We're unique in the history of mammals. We're unique in this history of vertebrates. The fossil record shows that no other species of large-bodied beast — above the size of an ant, say or an Antarctic krill — has ever achieved anything like such abundance as the abundance of humans on Earth right now.

But our looming weight makes us vulnerable, vulnerable to viruses that were once isolated deep in forests and mountains, but are now bumping into humans, vulnerable to climate change, vulnerable to armies fighting over scarce resources. The lesson of Toba the Supervolcano is that there is nothing inevitable about our domination of the world. With a little bad luck, we can go too.

We once almost did.


  • Anatomically modern humans appear from about 200,000 years ago. That is to say, by then our brains developed to about the size they are today, making us "fully human." As the piece from NPR's Robert Krulwich points out, we nearly died out about 70,000 years ago because of this massive volcano.

  • So what was God's roll in all this? 

    Well, as Christopher Hitchens (1945-2011) pointed out, God sat back with arms crossed for about 198,000 years and watched his greatest creation suffer from heat, cold, drought, starvation, Toba, the supervolcano, wild animal predation and a life span of maybe 25 years if we were lucky. He didn't offer any help at all. Then in a brilliant stroke of outside the box thinking, some 2000 years ago, he deposited a "savior" in a remote area of the planet, among the most ignorant people on earth (the Chinese were much more advanced) wiped his hands and said, "There, that oughta do it."

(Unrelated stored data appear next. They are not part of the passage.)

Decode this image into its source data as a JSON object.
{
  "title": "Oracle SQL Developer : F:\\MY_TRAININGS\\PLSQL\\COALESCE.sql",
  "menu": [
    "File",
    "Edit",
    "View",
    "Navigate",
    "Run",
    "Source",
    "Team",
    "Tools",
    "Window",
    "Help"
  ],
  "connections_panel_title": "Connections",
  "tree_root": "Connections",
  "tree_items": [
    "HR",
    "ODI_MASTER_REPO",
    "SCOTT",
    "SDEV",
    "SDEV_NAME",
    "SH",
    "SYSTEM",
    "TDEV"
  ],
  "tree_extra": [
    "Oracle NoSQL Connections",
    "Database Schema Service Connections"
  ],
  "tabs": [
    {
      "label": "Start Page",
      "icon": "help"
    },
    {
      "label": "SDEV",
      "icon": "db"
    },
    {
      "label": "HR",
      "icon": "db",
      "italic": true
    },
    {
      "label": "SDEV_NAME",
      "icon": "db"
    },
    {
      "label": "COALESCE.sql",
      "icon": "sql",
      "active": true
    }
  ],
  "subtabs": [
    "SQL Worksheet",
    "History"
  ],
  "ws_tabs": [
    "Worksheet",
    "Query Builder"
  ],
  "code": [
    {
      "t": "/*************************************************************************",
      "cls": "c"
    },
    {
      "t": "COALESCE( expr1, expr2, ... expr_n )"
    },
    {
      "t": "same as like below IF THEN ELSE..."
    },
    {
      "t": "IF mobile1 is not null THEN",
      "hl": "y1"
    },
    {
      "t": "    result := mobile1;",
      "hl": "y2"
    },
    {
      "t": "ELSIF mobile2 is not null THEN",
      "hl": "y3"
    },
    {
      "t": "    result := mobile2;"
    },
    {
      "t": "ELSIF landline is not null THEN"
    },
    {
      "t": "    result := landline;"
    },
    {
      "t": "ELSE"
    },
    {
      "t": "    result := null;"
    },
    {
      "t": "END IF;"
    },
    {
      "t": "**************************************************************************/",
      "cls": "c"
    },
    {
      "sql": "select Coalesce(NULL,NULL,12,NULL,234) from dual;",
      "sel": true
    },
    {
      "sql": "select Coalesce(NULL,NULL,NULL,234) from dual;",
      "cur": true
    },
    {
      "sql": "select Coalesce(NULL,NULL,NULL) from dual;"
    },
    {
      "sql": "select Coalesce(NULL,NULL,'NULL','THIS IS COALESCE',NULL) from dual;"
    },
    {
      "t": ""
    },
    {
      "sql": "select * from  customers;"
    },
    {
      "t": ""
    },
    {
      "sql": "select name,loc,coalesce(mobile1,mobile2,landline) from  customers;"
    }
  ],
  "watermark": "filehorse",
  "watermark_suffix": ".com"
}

    How's that workin' out for humanity? At 7.2 billion human inhabitants, maybe God needs to send us another volcano or another asteroid like the one that wiped out the dinosaurs. Sure would beat starving to death. If our loving benevolent god decides to send another asteroid the size of Manhattan, I hope it lands right on top of my head. Won't know what hit me.

    Now if I were a New Yorker, waiting for God's Hurricane to inundate the city, I would have several more hours to get the hell out.
    Or if I could just find two or three Christians, they could just pray the damned thing away. 

     Matt 18:19Again I say to you, That if two of you shall agree on earth as touching any thing that they shall ask, it shall be done for them of my Father which is in heaven."